Visual example of the segmentation results. In the bottom image, the segmentation has been laid over the original image. The colors correspond to the following classes: light-blue/background, green/glomeruli, purple/sclerotic glomeruli, yellow/proximal tubuli, orange/distal tubuli and pink/atrophic tubuli. (Color figure online)

Fig. 4.
figure 4

Comparison of the structure segmentation with and without border segmentation. From left to right: original patch, structure segmentation, border segmentation and final result.

4.2 Structure Segmentation

We performed the segmentation task in 5-fold cross-validation, where we divided the dataset in nineteen slides for training and five slides for evaluation, for each fold. We assessed the performance of the structure segmentation by calculating the Dice score per class. Given the set of ground-truth pixels Y and the set of manually segmented pixels X, the Dice score was calculated for each class separately, as follows:

$$\begin{aligned} D(Y_{c},X_{c}) = \frac{|Y_{c} \cap X_{c}|}{|Y_{c}| + |X_{c}|}, \end{aligned}$$
(4)

where c denotes the class. The overall Dice score is calculated by taking the average of the classes, weighted by the pixel-contribution of each class. Scores per class can be seen in Table 1. An example of the segmentation results is shown in Fig. 3. We demonstrate the efficacy of separate structure and border segmentation in Fig. 4. We can observe from these examples that our method was able to accurately separate the boundaries of the instances.

Table 1. Dice-scores of the extended U-net for all classes. The overall score is calculated from the average of the classes, weighted by their pixel contribution.

4.3 Immune Cell Detection

We trained the immune cell detection network twice in 5-fold cross-validation on the dataset of five slides, using one slide for evaluation. After a round of training, we identified tubular epithelial cells of which the network produced a high likelihood for immune cells and annotated these as false positives. During the second training round, we specifically sampled from these locations with higher probability. Post-processing of the likelihood maps was used to convert the probabilistic segmentation to detections. The probabilistic segmentations where thresholded at a likelihood of 0.9. Subsequently, connected component analysis was performed to remove segmentation with a size smaller than 300 pixels. We randomly picked a slide for tuning post-processing, and left it out of the evaluation. We report the precision, recall and \(F_{1}\)-score for each individual slide in Table 2. The annotations in the CD3-stain were used as the ground truth. The detection performance of the network is compared with the performance of the technician based on PAS-stain annotations. Despite the low scores, it can be seen that the F1-score of our network is slightly higher than that of the technician.
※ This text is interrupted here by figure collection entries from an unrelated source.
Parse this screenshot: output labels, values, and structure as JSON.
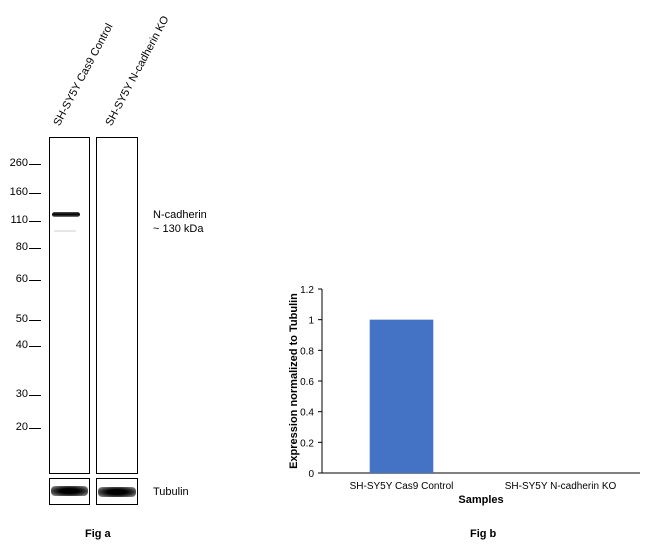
{
  "fig_a": {
    "lanes": [
      "SH-SY5Y Cas9 Control",
      "SH-SY5Y N-cadherin KO"
    ],
    "mw_markers": [
      "260",
      "160",
      "110",
      "80",
      "60",
      "50",
      "40",
      "30",
      "20"
    ],
    "target_label_line1": "N-cadherin",
    "target_label_line2": "~ 130 kDa",
    "loading_control": "Tubulin",
    "caption": "Fig a"
  },
  "fig_b": {
    "caption": "Fig b"
  },
  "chart_data": {
    "type": "bar",
    "categories": [
      "SH-SY5Y Cas9 Control",
      "SH-SY5Y N-cadherin KO"
    ],
    "values": [
      1.0,
      0.0
    ],
    "xlabel": "Samples",
    "ylabel": "Expression normalized to Tubulin",
    "ylim": [
      0,
      1.2
    ],
    "yticks": [
      "0",
      "0.2",
      "0.4",
      "0.6",
      "0.8",
      "1",
      "1.2"
    ],
    "bar_color": "#4472c4",
    "grid": false
  }
}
Table 2. Immune cell detection performance of the technician and the network. For the technician, the PAS-annotations are compared with the CD-3 annotations. For the network, the CD3-stain was used as ground truth.

4.4 Discussion

In this paper, we presented a multi-task approach for accurately segmenting structures in renal tissue. We combined structure and border segmentation, which resulted in an accurate segmentation with separation of adjacent tubular instances. Our structure segmentation can be used as a basis for applications that can further help the pathologist in diagnostic decision making. As an example, detection and quantification of glomeruli can readily be implemented from our results. Some classes had few annotations, resulting in lower Dice score. We built upon the structure segmentation by using it as the basis for the detection of intratubular immune cells. This case study was severely limited by the small dataset of five WSIs. In future work, we want to improve our immune cell detection by increasing the size of and quality of our dataset. We plan to infer a tubular infiltration Banff grading from the immune cell detections, rendering us able to compare our approach with the pathologists’ manual grading.